Here are the results of a 2013 BBC poll of Northern Irish people.

There was a time when a country where the people were overwhelmingly ethnic Irish had a leader who sold them on the idea that they should help themselves to parts of neighbouring countries that were also ethnically Irish, although the neighbouring countries largely disagreed as to the fairness of this. The powers that be were for a time persuaded that Irish unity was a reasonable thing, or at any rate not worth going to war to prevent, although in the end it all went horribly wrong and lots of blood got spilled.

Well, not “Irish”, but you know what I mean. Now I must go, Mr Godwin’s at the door.

Huh. That’s interesting. 40% of Northern Ireland is Catholic, so mathematically, there can’t even be a majority of Catholics who want to unite.

A genuine question: why wouldn’t an Northern Irish Catholic not want to be “joined with the Republic of Ireland outside of the UK”?

From the same source: “38% of Catholics also favoured remaining within the UK - three percentage points more than the number who backed a United Ireland”

Where were you and to whom did you talk? IME, Western Ukrainians are, as a group, more invested in the idea of an independent Ukraine than those from Eastern Ukraine. There is also a largish population of ethnic Russians who find the idea of Ukraine as a Russian territory not unattractive.

I was in Odessa, and whom I talked to was pretty much random people, as far as I could tell. What I found was less of a sense of national fervor than one would expect in the USA under similar circumstances, which is why expressed my point the way I did. It is not about Ukraine, but about predominantly Americans discussing national issues of other countries and projecting American zeal into the rationalization.

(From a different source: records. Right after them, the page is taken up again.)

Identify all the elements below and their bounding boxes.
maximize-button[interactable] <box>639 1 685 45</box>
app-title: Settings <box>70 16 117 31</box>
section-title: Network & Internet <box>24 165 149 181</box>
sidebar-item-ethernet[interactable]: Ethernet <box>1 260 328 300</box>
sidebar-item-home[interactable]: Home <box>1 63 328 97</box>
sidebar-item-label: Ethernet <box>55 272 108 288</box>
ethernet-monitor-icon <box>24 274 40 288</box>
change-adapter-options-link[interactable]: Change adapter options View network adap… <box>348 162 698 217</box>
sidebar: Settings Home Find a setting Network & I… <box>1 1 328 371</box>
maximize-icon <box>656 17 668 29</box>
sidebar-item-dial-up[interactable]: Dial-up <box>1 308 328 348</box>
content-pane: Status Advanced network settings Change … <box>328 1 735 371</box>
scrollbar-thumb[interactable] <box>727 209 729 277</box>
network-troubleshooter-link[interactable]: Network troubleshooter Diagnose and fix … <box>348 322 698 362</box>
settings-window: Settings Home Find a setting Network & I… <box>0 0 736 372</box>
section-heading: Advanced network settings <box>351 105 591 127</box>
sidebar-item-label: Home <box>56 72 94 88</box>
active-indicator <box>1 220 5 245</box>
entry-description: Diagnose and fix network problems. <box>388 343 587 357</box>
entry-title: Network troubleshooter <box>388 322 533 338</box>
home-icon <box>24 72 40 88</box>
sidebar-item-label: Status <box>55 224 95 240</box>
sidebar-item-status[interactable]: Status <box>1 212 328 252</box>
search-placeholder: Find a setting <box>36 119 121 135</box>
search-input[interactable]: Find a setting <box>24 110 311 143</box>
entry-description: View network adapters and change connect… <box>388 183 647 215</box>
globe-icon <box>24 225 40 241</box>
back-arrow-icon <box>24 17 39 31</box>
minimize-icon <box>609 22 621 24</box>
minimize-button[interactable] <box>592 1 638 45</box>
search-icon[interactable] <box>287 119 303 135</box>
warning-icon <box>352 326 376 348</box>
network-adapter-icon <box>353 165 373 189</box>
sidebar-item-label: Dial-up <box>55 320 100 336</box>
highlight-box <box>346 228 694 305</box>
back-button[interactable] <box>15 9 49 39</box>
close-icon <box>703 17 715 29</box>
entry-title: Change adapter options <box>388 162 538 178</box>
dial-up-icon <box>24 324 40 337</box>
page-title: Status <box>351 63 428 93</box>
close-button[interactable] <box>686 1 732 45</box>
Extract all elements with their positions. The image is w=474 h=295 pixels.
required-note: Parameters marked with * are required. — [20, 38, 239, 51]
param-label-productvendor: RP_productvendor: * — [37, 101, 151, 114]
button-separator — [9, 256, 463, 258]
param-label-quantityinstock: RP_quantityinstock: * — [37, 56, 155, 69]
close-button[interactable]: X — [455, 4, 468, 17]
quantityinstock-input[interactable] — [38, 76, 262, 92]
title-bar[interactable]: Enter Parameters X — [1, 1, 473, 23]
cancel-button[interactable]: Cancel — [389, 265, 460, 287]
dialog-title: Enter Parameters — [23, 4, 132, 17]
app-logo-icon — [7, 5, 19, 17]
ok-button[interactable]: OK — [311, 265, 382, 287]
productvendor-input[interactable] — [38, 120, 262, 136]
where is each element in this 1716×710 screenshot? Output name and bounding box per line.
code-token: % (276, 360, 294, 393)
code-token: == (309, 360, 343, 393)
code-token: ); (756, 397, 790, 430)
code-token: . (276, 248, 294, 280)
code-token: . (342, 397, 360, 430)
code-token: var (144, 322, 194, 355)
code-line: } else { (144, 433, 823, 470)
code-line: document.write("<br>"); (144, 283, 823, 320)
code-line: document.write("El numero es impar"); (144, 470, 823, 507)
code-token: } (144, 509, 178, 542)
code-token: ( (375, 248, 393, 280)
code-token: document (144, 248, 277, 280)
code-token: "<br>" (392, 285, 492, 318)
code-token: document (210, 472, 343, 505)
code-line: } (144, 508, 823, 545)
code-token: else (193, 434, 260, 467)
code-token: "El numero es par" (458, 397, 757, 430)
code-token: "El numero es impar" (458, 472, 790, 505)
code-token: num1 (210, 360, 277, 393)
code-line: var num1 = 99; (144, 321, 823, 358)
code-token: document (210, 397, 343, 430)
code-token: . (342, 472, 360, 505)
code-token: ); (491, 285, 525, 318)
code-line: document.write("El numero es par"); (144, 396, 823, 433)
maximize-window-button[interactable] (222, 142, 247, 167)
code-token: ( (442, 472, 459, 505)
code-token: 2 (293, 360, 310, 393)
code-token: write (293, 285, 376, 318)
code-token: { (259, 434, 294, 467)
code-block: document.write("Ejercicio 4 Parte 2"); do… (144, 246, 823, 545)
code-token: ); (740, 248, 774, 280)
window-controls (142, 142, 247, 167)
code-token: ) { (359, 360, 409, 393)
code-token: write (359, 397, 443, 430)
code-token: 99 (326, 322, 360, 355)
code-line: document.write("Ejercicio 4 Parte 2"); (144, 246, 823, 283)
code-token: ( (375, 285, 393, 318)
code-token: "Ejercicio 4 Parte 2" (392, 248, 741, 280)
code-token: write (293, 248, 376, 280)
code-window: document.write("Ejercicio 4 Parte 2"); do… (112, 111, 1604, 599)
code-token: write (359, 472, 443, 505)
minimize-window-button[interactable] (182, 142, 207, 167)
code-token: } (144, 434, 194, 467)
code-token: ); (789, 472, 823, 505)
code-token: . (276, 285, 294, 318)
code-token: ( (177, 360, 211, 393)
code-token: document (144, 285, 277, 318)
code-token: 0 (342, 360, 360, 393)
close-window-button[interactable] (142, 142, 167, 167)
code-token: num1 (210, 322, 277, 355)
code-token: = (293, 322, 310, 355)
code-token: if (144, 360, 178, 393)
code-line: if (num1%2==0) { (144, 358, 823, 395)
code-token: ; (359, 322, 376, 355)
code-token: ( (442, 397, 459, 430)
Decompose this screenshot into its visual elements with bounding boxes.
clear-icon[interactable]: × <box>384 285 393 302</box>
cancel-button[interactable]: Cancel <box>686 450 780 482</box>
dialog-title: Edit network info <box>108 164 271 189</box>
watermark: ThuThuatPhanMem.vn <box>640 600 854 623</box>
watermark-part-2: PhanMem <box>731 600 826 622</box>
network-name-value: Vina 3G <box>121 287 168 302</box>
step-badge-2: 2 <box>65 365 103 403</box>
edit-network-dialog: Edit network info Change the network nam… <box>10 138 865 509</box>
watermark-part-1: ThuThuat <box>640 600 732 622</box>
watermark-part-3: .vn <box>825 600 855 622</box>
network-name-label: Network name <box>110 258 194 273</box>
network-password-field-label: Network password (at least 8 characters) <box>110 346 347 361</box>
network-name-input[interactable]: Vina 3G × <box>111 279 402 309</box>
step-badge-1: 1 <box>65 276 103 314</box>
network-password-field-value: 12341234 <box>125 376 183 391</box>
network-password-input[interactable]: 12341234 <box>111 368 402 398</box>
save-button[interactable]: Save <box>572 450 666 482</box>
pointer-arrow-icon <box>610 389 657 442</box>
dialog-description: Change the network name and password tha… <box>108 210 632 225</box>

It’s complicated, really. I’m sure many would, but they know that a) to do so would reignite a lot of violence, and b) London has, in an attempt to keep Northern Ireland peaceful, thrown heaps of cash at the province to develop institutions and industry (well off people tend not to get violent). I imagine many otherwise Nationalist people know they like having kneecaps and know they’ll get a more generous investment level from London than from relatively tiny Dublin.